Hebrews 9:26 (CSB) — 26 Otherwise, he would have had to suffer many times since the foundation of the world. But now he has appeared one time, at the end of the ages, for the removal of sin by the sacrifice of himself.

The necessity of Christ’s mission to remove our sins is seen in the understanding that our sins separate us from God because of his holy nature:

1 John 1:5–6 (CSB) — 5 This is the message we have heard from him and declare to you: God is light, and there is absolutely no darkness in him. 6 If we say, “We have fellowship with him,” and yet we walk in darkness, we are lying and are not practicing the truth.

Isaiah 59:2 (CSB) — 2 But your iniquities are separating you from your God, and your sins have hidden his face from you so that he does not listen.

In order for salvation to be brought into the world, it was necessary for Christ to take away the sins of the world so that we could be reconciled to our Holy God.

Therefore, the world may rejoice at the sight of the Lamb, as it is written:

Psalm 32:1 (CSB) — 1 How joyful is the one whose transgression is forgiven, whose sin is covered!

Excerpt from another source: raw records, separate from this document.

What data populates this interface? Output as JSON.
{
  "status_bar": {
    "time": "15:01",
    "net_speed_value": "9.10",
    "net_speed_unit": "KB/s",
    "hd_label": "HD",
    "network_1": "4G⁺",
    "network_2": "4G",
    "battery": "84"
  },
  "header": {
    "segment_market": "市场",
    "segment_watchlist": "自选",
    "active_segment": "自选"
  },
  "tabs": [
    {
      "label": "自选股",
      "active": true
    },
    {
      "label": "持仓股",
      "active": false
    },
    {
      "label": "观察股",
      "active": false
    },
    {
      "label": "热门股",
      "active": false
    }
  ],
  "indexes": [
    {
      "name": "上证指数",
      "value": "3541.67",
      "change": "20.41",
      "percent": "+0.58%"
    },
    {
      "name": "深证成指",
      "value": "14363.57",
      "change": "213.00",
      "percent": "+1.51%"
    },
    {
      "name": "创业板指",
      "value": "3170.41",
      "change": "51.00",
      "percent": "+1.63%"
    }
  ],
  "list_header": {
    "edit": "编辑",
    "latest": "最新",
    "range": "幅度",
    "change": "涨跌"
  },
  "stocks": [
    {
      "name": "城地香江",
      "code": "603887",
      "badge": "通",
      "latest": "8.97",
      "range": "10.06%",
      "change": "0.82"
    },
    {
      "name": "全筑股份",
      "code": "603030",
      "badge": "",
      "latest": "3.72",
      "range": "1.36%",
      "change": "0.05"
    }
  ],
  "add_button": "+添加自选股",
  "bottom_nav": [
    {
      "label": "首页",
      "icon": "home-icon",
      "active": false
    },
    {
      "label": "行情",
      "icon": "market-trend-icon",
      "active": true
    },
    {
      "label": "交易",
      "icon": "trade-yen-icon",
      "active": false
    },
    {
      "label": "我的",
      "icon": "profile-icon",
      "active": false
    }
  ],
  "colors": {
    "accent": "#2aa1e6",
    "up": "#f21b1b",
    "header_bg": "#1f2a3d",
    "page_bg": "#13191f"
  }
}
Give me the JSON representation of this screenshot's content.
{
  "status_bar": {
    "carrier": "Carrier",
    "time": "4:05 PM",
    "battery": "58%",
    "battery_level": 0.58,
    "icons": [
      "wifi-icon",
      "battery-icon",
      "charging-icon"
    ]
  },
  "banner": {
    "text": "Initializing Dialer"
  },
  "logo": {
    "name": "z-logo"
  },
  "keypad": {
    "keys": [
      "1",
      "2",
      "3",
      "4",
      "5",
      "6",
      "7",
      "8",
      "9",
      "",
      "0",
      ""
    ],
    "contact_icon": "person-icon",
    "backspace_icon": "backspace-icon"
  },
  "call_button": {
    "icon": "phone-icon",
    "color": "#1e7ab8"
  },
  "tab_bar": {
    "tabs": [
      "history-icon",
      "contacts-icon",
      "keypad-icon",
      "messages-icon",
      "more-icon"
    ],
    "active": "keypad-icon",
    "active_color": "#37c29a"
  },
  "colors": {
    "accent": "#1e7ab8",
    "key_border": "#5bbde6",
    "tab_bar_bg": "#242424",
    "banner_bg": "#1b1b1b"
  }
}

Recall that John has just said that sin is lawlessness. He now reminds us of what we know in regard to that truth: Jesus came to remove the sin-and-lawlessness that separates us from God!  This is cause for great rejoicing in those who believe that Jesus rose from the dead because if Jesus rose from the dead, then we have been made partakers of that new life in Christ:

Romans 6:3–5 (CSB) — 3 Or are you unaware that all of us who were baptized into Christ Jesus were baptized into his death? 4 Therefore we were buried with him by baptism into death, in order that, just as Christ was raised from the dead by the glory of the Father, so we too may walk in newness of life. 5 For if we have been united with him in the likeness of his death, we will certainly also be in the likeness of his resurrection.

To be left under the dominion of sin and doomed to carry out the wicked desires of the flesh is a death sentence of eternal separation from God.  Only through the awesome salvation of Christ can sin’s captives be set free and ushered into the presence of God by the grace of Jesus Christ.

Now we must look at what it means that Jesus took away the sins of the world:

Mark 10:45 (CSB) — 45 For even the Son of Man did not come to be served, but to serve, and to give his life as a ransom for many.”

Ephesians 1:7 (CSB) — 7 In him we have redemption through his blood, the forgiveness of our trespasses, according to the riches of his grace

Colossians 2:15 (CSB) — 15 He disarmed the rulers and authorities and disgraced them publicly; he triumphed over them in him.

1 Peter 3:18 (CSB) — 18 For Christ also suffered for sins once for all, the righteous for the unrighteous, that he might bring you to God. He was put to death in the flesh but made alive by the Spirit,

The death of Christ ransomed us from the power of Satan, demonstrated the righteousness of God in love, purchase our forgiveness according to his grace, and bring us back into fellowship with God by making those who were once dead in sin alive again in righteousness through faith by the promised Holy Spirit!

“There is no sin in him”: this statement reflects the opening propositions of John’s epistle:

1 John 1:5 (CSB) — 5 This is the message we have heard from him and declare to you: God is light, and there is absolutely no darkness in him.

John’s statement is more than the fact that Christ did not commit sin. He argues that Christ does not possess a sinful nature. In this case, with the negative particle “no” (οὐκ), it emphasizes the fact that there is not a single sin in Jesus.  Just as there is no darkness in God (1:5), there is no sin at all in Jesus, who came to remove it.  Furthermore, John uses the present tense verb “is” (ἔστιν) to assert that sinlessness is an eternal part of Christ’s nature. His sinlessness is not limited to his preexistence, his incarnate life in the flesh, or his present exalted status. Instead, Christ is sinless—past, present, and future. Sinlessness is essential to his very personhood.

Therefore, John maintains that in his very nature Christ is the Righteous One (2:29), the Pure One (3:3), and the Sinless One (3:5). He is our atonement and advocate (2:1–2), and he is the supreme example and pattern of what his children should be and can be by abiding in him.